How many miles do I need to ride in training to be ready for my event? I get asked some variation of that question all the time from cyclists getting ready for a century, gran fondo, gravel grinder, or endurance mountain bike event. Do you need to ride 60 or 75 miles during a training ride to be ready for a 100-miler? Does the length of my longest single training session matter?

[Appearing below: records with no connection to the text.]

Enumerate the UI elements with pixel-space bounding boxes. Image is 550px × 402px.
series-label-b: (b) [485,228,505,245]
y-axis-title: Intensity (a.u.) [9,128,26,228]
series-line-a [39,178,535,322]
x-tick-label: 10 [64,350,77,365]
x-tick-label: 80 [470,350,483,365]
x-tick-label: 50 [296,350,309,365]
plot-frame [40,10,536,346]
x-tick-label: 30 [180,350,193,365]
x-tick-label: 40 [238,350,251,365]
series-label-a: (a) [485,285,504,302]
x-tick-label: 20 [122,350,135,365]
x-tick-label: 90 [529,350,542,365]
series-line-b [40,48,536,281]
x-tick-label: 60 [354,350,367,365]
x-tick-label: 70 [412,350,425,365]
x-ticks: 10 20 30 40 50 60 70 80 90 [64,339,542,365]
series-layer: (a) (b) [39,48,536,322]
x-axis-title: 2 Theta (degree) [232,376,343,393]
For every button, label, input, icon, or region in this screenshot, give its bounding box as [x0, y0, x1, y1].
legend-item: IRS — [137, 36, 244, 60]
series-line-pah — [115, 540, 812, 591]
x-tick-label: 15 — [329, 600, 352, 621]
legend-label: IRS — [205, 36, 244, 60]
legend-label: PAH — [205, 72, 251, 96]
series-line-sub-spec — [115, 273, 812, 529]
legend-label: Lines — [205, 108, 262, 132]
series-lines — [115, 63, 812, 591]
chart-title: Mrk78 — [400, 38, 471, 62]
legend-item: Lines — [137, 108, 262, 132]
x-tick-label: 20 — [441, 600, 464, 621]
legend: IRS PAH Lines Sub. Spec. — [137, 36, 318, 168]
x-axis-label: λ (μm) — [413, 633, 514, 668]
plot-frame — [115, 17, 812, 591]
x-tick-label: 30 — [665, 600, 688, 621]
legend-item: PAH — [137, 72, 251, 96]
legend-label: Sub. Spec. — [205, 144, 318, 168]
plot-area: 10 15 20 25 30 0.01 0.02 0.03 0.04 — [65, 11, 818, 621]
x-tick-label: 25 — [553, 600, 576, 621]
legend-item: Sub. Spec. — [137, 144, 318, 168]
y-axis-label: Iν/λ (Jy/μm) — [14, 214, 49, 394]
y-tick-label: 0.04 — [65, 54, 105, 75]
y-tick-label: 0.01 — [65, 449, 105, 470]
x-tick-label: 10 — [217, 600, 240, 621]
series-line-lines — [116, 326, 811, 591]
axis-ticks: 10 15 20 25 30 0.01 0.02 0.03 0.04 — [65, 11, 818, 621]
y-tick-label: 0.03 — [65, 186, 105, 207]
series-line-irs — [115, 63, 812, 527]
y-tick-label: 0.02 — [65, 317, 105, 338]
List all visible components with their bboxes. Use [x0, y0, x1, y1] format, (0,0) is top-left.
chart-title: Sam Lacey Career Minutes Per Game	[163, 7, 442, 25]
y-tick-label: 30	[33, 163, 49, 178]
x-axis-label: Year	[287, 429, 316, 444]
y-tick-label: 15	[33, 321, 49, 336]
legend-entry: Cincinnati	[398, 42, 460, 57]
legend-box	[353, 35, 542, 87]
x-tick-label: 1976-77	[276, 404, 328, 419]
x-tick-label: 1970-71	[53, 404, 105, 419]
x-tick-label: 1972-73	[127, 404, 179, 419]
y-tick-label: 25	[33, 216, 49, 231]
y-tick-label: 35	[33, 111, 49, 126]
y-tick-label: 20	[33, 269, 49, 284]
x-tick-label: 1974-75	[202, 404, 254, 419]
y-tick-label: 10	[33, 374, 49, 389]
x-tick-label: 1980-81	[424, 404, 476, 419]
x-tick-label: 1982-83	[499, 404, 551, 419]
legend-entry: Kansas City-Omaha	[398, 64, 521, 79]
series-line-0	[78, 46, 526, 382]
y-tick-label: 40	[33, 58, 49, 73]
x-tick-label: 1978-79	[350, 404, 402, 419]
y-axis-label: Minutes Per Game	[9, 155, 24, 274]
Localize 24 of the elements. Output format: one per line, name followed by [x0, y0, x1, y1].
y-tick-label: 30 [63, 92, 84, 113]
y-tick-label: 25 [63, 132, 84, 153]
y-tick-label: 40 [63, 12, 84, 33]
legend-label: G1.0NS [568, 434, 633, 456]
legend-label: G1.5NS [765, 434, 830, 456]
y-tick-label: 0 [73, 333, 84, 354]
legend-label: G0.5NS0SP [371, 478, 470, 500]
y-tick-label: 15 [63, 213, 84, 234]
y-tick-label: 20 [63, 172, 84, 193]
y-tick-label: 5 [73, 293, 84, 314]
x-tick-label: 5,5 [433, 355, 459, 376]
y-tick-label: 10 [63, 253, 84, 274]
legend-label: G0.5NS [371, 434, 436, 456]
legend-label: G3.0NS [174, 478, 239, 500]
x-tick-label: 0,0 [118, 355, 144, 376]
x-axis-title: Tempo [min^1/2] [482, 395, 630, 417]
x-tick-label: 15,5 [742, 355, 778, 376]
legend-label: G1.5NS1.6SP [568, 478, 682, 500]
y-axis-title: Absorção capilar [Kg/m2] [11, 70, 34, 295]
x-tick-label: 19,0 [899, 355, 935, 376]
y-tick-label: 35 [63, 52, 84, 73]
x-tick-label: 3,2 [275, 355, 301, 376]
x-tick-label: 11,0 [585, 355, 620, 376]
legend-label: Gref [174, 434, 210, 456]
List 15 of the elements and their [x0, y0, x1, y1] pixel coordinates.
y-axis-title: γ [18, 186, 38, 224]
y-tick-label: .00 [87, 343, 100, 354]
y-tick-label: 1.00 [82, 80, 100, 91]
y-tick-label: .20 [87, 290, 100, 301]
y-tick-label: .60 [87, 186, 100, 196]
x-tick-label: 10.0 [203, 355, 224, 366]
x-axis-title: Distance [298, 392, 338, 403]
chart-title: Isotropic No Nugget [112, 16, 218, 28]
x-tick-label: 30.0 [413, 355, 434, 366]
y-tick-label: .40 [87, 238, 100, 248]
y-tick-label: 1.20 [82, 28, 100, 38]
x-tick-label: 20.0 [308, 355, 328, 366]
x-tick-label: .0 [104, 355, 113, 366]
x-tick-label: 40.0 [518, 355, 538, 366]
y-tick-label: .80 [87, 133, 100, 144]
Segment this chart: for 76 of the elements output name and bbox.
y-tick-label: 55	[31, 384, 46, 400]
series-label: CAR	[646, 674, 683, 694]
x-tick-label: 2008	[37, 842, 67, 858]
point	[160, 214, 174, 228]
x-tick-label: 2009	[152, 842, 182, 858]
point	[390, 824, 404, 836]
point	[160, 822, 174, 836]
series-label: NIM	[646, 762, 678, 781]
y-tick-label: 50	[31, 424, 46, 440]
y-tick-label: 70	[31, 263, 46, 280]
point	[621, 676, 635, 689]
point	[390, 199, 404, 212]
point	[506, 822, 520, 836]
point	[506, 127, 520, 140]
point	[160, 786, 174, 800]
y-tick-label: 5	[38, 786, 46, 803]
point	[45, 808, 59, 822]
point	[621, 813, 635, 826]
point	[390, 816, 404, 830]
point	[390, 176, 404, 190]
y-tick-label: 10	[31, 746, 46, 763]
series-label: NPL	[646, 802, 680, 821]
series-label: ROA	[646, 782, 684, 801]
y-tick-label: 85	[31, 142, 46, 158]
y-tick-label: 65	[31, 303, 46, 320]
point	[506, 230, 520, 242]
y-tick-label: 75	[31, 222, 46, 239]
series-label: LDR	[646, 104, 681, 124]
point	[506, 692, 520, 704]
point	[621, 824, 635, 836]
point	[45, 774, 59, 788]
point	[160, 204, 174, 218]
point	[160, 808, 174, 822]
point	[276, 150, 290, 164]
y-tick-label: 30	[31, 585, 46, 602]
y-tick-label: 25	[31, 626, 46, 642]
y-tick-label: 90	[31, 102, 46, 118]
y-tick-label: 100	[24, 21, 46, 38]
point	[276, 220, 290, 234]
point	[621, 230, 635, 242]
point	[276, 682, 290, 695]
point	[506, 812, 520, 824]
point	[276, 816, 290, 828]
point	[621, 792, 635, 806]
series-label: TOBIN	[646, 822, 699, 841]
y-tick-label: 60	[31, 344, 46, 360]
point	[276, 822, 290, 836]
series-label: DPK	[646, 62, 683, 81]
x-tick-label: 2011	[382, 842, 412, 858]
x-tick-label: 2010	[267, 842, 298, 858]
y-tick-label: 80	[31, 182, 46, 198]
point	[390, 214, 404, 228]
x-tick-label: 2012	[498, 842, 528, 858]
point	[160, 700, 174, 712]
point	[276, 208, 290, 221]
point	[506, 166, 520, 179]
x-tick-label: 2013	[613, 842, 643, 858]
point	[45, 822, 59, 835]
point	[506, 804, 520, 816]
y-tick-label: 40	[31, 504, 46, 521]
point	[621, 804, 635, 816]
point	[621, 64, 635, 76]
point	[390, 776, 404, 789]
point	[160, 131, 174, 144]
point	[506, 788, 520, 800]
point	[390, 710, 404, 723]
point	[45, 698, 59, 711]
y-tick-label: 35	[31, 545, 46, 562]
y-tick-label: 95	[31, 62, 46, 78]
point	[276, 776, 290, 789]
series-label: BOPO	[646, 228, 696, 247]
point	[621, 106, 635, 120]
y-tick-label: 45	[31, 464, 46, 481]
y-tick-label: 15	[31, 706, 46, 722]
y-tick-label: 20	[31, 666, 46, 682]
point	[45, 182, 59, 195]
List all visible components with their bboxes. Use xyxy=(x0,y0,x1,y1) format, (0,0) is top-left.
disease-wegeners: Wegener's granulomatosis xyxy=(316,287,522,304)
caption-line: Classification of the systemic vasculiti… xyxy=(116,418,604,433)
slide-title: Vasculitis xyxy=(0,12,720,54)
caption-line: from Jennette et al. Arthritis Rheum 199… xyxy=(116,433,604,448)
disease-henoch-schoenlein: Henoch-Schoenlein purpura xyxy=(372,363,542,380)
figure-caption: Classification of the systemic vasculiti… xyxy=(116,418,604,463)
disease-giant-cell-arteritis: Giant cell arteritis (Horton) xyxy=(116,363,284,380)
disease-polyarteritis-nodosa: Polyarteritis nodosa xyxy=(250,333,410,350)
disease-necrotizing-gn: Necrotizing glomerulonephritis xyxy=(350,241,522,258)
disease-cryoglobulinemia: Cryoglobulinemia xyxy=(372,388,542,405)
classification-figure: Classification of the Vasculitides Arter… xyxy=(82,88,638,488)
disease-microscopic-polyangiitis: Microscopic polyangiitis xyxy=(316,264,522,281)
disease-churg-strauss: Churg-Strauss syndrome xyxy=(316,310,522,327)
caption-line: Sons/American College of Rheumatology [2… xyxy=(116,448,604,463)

Yes and no. There is nothing magical about achieving a specific percentage of the race or event distance in a single training ride. Marathon runners religiously use a 20-mile training run as a marker of preparedness to complete the event. Some cyclists and coaches insist on completing a 75-mile training ride in order to be ready for a century. Both are approximately 75% of the total event distance, but neither makes a significant difference in finish rates. So, then, what does make a difference?
Fitness trumps mileage
The development of your aerobic engine matters more than the miles you have in your legs. You can absolutely develop the fitness necessary to complete a challenging century or gran fondo with training rides that never exceed 3 hours. This is an important point for many cyclists who feel that longer events are out of reach because of limited training time. Cycling is a non-impact sport and you have a wide range of gears, so the physical capacity necessary to ride for 12 hours is not that much greater than it is to ride for 3 hours. As a result, with focused training within the time you have available you can develop the aerobic fitness necessary to successfully complete a 6-12 hour event. Would you go faster if you had more time to devote to training? Sure. But even with more time available for training, very long individual training rides are a very small component of what would make you faster.
The vast majority of your cardiovascular fitness and power output results from your shorter training rides. This is where you’re doing intervals that apply specific stress to energy systems and create a training stimulus. Relatively short and medium-distance group rides also build fitness because everyone in the group can maintain a higher power output and keep the group’s speed higher. If you’re preparing for a long endurance event and have limited training time, the best thing you can do is use your shorter rides to increase your power at lactate threshold and VO2max. Aim to go into your event with the highest fitness possible so you are better armed for the battle against the distance.
What very long rides do and don’t do for you
Individually, one very long ride (4-8 hours, depending on your fitness and experience) doesn’t impact your fitness or power output very much. The primary benefits from long training sessions are experiential. They are important for developing good fueling and hydration habits, for developing mental toughness, for learning how to pace yourself, and for physically adapting to sitting in the saddle for a long time.
For a lot of people reading this blog who are long-time cyclists, particularly those who are coming back from a period of diminished fitness or time away from the bike, the most important of these benefits will be reconditioning your backside for long hours in the saddle.
A side note about bike fit
Along the lines of physically adapting to long miles, keep this in mind: If you typically ride 1-3 hours you should expect some discomfort at the end of a ride that is 2x (or more) longer than normal. It doesn’t mean you weren’t fit enough for the ride or that there’s something wrong with your bike fit. When you dramatically increase your time on the bike, whether in one ride or in a block of training, there will be discomfort even when your bike fit is perfect. If you’ve been riding that position comfortably for months or years, don’t change it because you were stiff or sore at the end of a long ride. The ride caused the discomfort, not the bike fit.
When big rides cause problems
When athletes ask me how long their long ride needs to be in order to be ready for a big endurance event, I tell them it should be as long as they can realistically fit into their training schedule. The downside to big rides is that they require a lot of recovery, but don’t individually improve your fitness all that much. So, when an athlete with limited training time schedules too many big rides, those rides can actually get in the way of more purposeful training that would have a greater positive impact on fitness and power output.
In the end, go big when you can because big rides are fun and challenging and great learning experiences, but don’t stress about the length of your longest pre-event training session because that ride only plays a small role in your overall fitness.